PRMan (profile) says:

Re: Re:

So it’s YOUR fault! 🙂 J/K

I had to go through the same exercise with the Republicans when Alberto Gonzalez started redefining torture. No thanks. Getting anywhere near torture is not what America is about.

Glad to see others doing the same on the other “side”. Let’s all be one side now for the good of America.

Anonymous Coward says:

Re: Re: Re:

I have voted for Sen. Feinstein in every election since 1992

So it’s YOUR fault! 🙂 J/K

It’s not a laughing matter.

I thought about responding to the poster’s comment with:

It’s a little bit late to APOLOGIZE now, you fucking asshole.

But then I thought better of it. The guy’s just not going to understand that he had a responsibility, and he blew it. And now it’s a just little bit too late to change things. He was 80% in favor, and now he’s stuck with his fucked-up choice.

But the guy will probably just insist that the consequences aren’t really his fault. You can’t talk to someone like that.

Probably better not to say anything.

Me says:

Re: Re: Re: Re:

“Probably better not to say anything.”
____________________________________

You already represented yourself as a partisan hack who puts his own ego and desires in front of his concerns for the country.

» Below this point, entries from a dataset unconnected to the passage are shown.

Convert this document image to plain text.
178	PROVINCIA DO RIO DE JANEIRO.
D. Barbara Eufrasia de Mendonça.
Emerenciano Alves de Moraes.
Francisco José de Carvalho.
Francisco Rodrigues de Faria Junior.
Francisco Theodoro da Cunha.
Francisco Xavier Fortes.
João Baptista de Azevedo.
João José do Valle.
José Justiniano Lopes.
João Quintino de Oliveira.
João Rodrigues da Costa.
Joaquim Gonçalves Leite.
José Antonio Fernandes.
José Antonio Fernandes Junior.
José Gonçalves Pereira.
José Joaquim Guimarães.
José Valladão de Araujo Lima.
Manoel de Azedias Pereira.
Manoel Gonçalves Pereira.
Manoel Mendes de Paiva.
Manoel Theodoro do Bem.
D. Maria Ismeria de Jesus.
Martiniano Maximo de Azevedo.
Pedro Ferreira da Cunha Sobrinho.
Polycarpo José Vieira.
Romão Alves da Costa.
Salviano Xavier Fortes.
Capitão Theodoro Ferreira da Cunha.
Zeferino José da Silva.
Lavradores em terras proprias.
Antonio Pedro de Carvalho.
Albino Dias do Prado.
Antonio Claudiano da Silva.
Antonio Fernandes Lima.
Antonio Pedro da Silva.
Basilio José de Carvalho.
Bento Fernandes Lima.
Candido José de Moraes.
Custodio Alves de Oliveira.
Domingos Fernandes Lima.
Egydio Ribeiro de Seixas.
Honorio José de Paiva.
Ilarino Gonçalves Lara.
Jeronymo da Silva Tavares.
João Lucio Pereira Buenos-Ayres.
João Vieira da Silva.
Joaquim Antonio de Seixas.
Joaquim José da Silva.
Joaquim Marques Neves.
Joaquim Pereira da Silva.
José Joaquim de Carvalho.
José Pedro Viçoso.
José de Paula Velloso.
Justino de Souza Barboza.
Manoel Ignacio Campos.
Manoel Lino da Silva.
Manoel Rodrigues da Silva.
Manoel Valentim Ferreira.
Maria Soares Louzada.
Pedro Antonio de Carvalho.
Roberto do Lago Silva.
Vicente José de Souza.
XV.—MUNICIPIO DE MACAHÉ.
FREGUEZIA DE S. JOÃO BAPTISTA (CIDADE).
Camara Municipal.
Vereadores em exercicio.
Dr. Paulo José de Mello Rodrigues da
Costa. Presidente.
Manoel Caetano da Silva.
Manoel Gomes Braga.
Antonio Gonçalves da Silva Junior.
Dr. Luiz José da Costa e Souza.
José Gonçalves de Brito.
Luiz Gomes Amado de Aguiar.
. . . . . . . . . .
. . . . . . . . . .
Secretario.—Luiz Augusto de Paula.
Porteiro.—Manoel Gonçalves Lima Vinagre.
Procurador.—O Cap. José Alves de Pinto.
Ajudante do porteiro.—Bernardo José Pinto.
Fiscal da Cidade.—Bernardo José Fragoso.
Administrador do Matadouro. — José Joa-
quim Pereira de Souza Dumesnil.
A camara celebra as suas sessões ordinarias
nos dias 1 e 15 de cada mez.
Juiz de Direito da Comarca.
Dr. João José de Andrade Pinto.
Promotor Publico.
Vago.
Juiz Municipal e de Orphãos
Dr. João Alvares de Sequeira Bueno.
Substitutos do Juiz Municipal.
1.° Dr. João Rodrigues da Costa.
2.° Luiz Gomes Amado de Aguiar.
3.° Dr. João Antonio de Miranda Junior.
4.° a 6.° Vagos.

It’s exactly that problem that has gotten us to the dysfunctional place we are today. Reasonable people can differ on political matters without letting their interests in that arena warp their ability to interact with and cooperate with people who don’t align 100% with every issue.

Anonymous Coward says:

Unless the United States is engaged in hostilities against it’s own people or there is an emergency need for this type of surveillance, I do not believe the United States should be collecting phone calls or emails of friendly law abiding citizens. The Constitution should be requires a warrant based in probable cause to approve any collection of this sort.

FTFY

Anonymous Coward says:

Senator Spystein and her “oversight” board are a complete failure. It’s nice to know she cares more about foreign citizens being spied on, than she does her fellow Americans.

When someone fails so spectacularly at their job in the civilian world, that person get’s terminated. If a failure happens in Government, no-one loses their job, but everyone else loses their freedom.

Misrepresentative Rogers and Senator Spystein need to be fired. This needed to happen months ago when the spying revelations first broke and these two put their NSA cheerleader skirts on.

Bill Stewart says:

Senate Intelligence Committee's scope

Hans #10 – The Senate Intelligence Committee may have started as a followup to the Church Committee investigations of US spying on civilians, but its purview includes all US intelligence activities and budgets, including the military’s intelligence branches as well as the NSA and CIA, and it’s done things like reviewing the quality of intelligence gathering in Iraq. Wikipedia article.

Also, the Senate are responsible for setting American foreign policy, particularly approving treaties, so even if a committee’s primary focus was overseeing spying on Americans (which is illegal, and the committees have done a shoddy job of overseeing it), intelligence activities that affect foreign policy aren’t totally out of scope. (The State Department does the day-to-day work of foreign government relations, but Congress still owns policies, even when it lets the Executive Branch control them in practice.)

Anonymous Coward says:

This big fat review will be all in the dark its purely for PR. We will never know if they get reigned in and some of these programs dismantled.

They change the name of a program shift it to a new division and start it up all over again.

We need something other than Mike Rogers and Dianne Liestein. We need to give some unbiased trustworthy people with security clearance access and have then deliver a report and recommendations.

FM Hilton (profile) says:

Switching sides

She’s playing the revered game of “Oh, my goodness, I’m supposed to be concerned about this!” while on the other hand not really giving a damn.

It’s called hypocrisy and she’ll turn like a leaf when told to by her friends and handlers.

Then she’ll support the NSA again.

It’s a big club with lots of members, one of whom is the President himself.